14.05.2009

Végétarien

cuisine_photo.jpgVoici bientôt trois ans que je suis végétarien. Jusqu’à présent, je ne mangeais plus de viandes mais continuais à déguster poissons et crustacés. Et bien, depuis deux mois, j’ai renoncé également aux « fruits de la mer ». Le végétarisme n’est pas chez moi un acte militant, mais le fruit conjugué d’une rencontre, d’une idée et sans doute d’une appétence alimentaire.
Le déclencheur de cette « conversion » a été la rencontre d’une femme extraordinaire, avec qui depuis trois ans je chemine sur la route de ma vie. Elle est végétarienne par amour profond pour la vie et elle vit dans une relation unique avec le monde animal. D’abord je l’ai imité, puis « modélisé ». Aujourd’hui, cette pratique, cette hygiène de vie, est devenu totalement mienne, je l’ai « incorporée ».

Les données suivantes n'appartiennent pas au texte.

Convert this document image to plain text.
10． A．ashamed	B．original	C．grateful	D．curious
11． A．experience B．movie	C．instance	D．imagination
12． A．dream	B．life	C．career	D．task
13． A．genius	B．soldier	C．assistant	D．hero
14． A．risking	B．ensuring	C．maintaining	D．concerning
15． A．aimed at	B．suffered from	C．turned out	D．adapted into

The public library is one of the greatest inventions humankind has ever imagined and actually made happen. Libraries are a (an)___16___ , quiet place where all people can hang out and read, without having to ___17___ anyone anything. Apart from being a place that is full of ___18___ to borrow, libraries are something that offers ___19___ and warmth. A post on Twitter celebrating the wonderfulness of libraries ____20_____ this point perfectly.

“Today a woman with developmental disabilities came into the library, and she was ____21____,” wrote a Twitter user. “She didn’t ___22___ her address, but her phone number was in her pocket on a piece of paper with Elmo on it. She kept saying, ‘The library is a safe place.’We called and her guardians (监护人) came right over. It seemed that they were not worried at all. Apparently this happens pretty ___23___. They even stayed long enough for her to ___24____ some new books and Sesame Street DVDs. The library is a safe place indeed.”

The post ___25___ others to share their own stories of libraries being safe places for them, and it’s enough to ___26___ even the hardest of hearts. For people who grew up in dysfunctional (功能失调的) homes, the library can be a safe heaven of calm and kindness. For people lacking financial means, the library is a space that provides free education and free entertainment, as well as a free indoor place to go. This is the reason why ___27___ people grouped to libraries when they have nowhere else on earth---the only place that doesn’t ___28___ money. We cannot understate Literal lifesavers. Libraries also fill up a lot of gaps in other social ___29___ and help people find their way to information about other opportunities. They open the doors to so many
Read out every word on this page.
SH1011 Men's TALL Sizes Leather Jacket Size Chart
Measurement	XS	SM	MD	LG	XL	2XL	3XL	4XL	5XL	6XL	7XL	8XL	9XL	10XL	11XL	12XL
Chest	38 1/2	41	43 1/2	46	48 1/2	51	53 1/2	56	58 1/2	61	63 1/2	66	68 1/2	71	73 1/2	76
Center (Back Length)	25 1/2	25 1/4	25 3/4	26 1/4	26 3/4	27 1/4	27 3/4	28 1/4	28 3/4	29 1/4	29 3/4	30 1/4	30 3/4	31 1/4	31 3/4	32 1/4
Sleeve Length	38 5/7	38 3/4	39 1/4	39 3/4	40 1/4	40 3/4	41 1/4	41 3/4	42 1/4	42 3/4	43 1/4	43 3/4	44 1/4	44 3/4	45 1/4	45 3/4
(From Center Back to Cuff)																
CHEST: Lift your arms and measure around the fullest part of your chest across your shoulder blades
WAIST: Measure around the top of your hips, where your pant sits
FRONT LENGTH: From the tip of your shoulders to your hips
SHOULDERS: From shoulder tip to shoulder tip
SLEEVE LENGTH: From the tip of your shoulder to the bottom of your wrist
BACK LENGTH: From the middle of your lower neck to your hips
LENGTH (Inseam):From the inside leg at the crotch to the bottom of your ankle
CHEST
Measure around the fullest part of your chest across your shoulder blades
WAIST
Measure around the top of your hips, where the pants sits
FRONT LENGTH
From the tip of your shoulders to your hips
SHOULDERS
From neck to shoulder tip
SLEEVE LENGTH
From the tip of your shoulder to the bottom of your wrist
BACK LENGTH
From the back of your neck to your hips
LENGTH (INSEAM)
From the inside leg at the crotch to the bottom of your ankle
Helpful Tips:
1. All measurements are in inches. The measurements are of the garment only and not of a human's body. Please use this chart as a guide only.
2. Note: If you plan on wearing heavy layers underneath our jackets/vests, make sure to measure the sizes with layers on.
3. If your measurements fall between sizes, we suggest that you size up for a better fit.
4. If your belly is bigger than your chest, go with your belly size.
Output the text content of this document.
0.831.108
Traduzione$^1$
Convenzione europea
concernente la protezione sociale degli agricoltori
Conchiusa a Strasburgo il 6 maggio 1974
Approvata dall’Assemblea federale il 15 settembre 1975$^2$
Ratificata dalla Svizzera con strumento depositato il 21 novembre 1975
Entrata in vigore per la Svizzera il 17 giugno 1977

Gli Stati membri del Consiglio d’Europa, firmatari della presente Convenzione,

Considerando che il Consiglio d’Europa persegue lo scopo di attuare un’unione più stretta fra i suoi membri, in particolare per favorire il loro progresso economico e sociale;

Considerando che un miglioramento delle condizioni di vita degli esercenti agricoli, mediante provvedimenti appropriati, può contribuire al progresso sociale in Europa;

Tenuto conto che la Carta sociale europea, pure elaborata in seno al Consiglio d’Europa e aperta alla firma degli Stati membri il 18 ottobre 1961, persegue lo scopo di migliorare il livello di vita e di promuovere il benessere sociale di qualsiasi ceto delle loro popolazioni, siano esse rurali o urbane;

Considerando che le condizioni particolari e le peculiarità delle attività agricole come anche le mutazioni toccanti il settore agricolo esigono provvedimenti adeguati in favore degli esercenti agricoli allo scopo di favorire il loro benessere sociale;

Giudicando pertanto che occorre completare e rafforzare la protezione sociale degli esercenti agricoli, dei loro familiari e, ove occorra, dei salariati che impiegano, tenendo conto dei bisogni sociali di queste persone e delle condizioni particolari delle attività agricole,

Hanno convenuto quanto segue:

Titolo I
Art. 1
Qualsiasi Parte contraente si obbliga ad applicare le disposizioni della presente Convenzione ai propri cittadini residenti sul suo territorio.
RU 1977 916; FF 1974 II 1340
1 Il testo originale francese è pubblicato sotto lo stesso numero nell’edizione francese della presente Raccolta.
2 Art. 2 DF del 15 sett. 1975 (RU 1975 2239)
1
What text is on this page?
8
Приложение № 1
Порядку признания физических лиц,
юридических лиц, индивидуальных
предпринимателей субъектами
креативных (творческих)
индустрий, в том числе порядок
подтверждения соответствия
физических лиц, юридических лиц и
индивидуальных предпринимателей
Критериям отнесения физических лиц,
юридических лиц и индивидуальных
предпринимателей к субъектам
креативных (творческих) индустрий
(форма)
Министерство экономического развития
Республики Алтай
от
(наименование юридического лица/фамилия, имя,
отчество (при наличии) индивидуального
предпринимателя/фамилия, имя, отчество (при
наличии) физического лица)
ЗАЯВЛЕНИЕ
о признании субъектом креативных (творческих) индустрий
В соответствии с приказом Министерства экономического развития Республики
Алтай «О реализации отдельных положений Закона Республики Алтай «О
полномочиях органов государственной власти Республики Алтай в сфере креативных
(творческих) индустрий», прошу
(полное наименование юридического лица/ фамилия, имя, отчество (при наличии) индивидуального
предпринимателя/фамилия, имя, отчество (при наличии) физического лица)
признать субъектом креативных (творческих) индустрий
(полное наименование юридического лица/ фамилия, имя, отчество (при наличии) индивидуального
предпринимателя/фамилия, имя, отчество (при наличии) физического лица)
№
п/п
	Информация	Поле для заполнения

L’idée du végétarisme me « tentait » depuis longtemps. A la base une réflexion éthique très simple qu’on pourra trouver puérile. « Ne mange que ce que tu serais capable de « détruire » ». Autrement dit, serais-je capable de tuer une vache, un lapin, une poule pour me nourrir au quotidien ? Ma réponse est non. Cette idée simple, qui marque un respect simple pour la vie animale, m’a permis un passage à l’acte en définitive assez facile.
Pour le poisson, les choses ont été plus compliquées. Les actes fondateurs ont été une « orgie » de fruits de mer (que j’adorais) dans un restaurant perpignanais qui m’a laissé un gout amer. J’ai eu le sentiment de faire agir la « Bête » en moi et non l’Homme et ce de manière inutile en participant à une sorte de massacre. J’ai également défilé à la dernière « Végé pride » parisienne. La simple cohérence morale, voulait que j’abandonne aussi la consommation de poissons.

L’appétence pour la viande et le poisson ont rapidement disparu pour faire place à la redécouverte de trésors gastronomiques : légumes, légumineuses, épices, algues, …

La société n’est pas végétarienne et le végétarien doit déployer de nombreux efforts pour se nourrir. Cette non automaticité consumériste à de nombreux avantages. Le moindre n’est pas qu’il développe la conscience. Gandhi disait que « le degré d’évolution d’une civilisation se détermine à la manière dont il traite les animaux ».